Süddeutsche Zeitung

Überraschungsalbum "Beyoncé":Sorgfältig sinnlich

Lesezeit: 2 min

Strandtänze mit Jay Z, Erotik in Paris, Singen mit der einjährigen Tochter - auf ihrem Überraschungsalbum zeigt Beyoncé Knowles ihr Leben als feine Soap-Opera. Die Platte könnte zu einem der langlebigsten Epen der R'n'B-Geschichte werden.

Von Joachim Hentschel

Höfliche Software fragt vor der Installation, ob man genug Speicherplatz auf dem Rechner habe. Die Sängerin Beyoncé Knowles tut das nicht, also: besser noch einmal den Desktop-Papierkorb leeren und Urlaubsfotos löschen, bevor man sich "Beyoncé" herunterlädt. Diesen Datenbatzen von 1,1 Gigabyte, ein Paket mit 14 Song- und 18 Video-Files, das von Sony Music am Freitag ohne Ankündigung veröffentlicht wurde, vorerst exklusiv über den Apple-eigenen Laden iTunes.

Dass ausgerechnet Knowles der Star einer solchen Aktion sein würde, eine der erfolgreichsten Popkünstlerinnen der Welt, laut T ime Magazine sogar unter den derzeit 100 einflussreichsten Menschen überhaupt - das ist nicht die Überraschung, im Gegenteil (denn wenige andere würden damit durchkommen). Das Beeindruckende ist vielmehr, mit welchem gigantischen Selbstbewusstsein sich dieses Album seinen Nutzern auf die Festplatte setzt.

Wie es mit seinem schieren Datenvolumen, mit dem Aufmerksamkeitsanspruch von 78 Videominuten alles andere weghebelt. Und das in einer Zeit, in der sich Musikstars mit ihren Produkten doch meistens so platzsparend und benutzerfreundlich wie möglich geben, um überhaupt noch die Chance zu haben, ein Plätzchen auf den Mobilgeräten ihrer Zielgruppe zu erhaschen.

Im Sommer veröffentlichte der Rapper Jay Z, Knowles' Ehemann, der auch auf ihrer neuen Platte mehrere Auftritte hat, sein neues Album vorab als schlanken Gratisdownload für die Kunden eines Telefonanbieters.

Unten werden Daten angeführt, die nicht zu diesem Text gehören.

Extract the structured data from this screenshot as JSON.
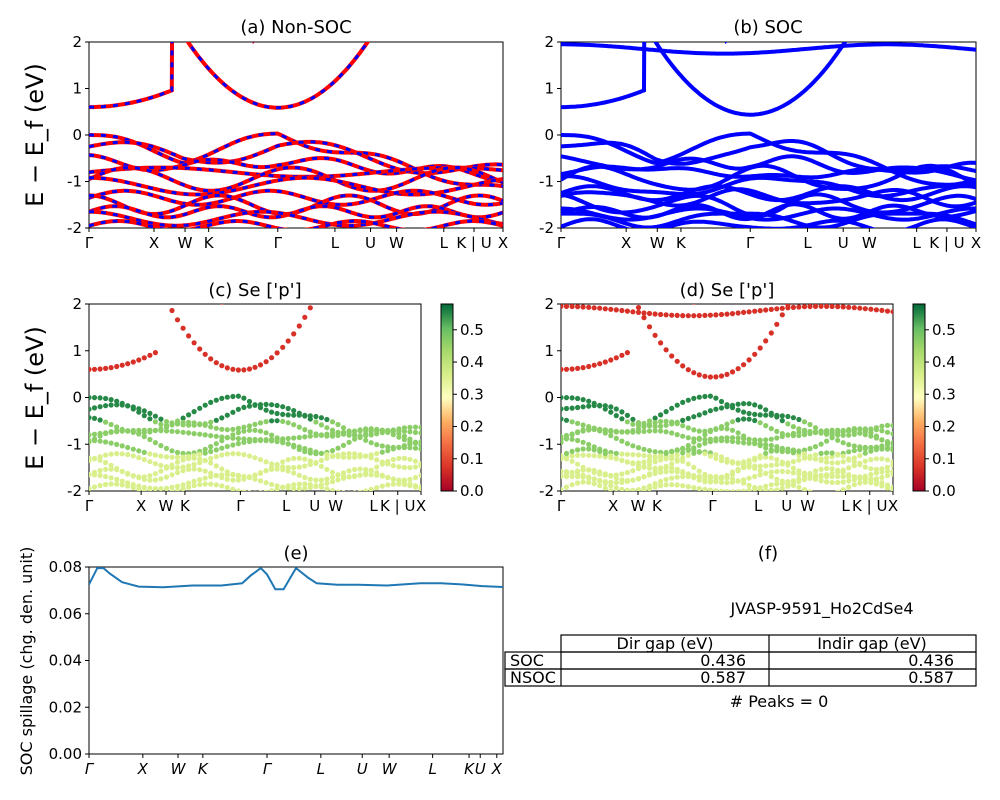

"Beyoncé" wird dagegen für 15 Euro als episches Home-Entertainment verkauft - die größte denkbare Vermarktungsdialektik. Der Zwischenhändler Apple, einer aus dem Kreis der Quasi-Monopolisten, profitiert aber auch diesmal. In den USA sollen am ersten Tag 430.000 Komplettpakete heruntergeladen worden sein, in 100 Ländern stehe Beyoncé derzeit auf Platz eins der iTunes-Charts.

Größte Inspiration

Sie könnte damit dauerhaft neue Freunde gewinnen. Denn während sich zum Beispiel Lady Gagas jüngstes Album nach monatelangem Wirbel als billig zusammengeschustertes Fan-Souvenir entpuppte, zeigt "Beyoncé" in Ton und Bild größte dramaturgische Sorgfalt, Inspiration. Vor allem eine in ihrer Liga ganz überraschende Sinnlichkeit.

Dem Musikgenre R'n'B im Allgemeinen, ganz besonders Beyoncé wird ja oft der Hang zur Kälte und Makellosigkeit vorgeworfen, die Illusion, für einen breiten, konservativen Markt zu produzieren, in dem ein allzu individuelles Profil die Kunden bloß verunsichert.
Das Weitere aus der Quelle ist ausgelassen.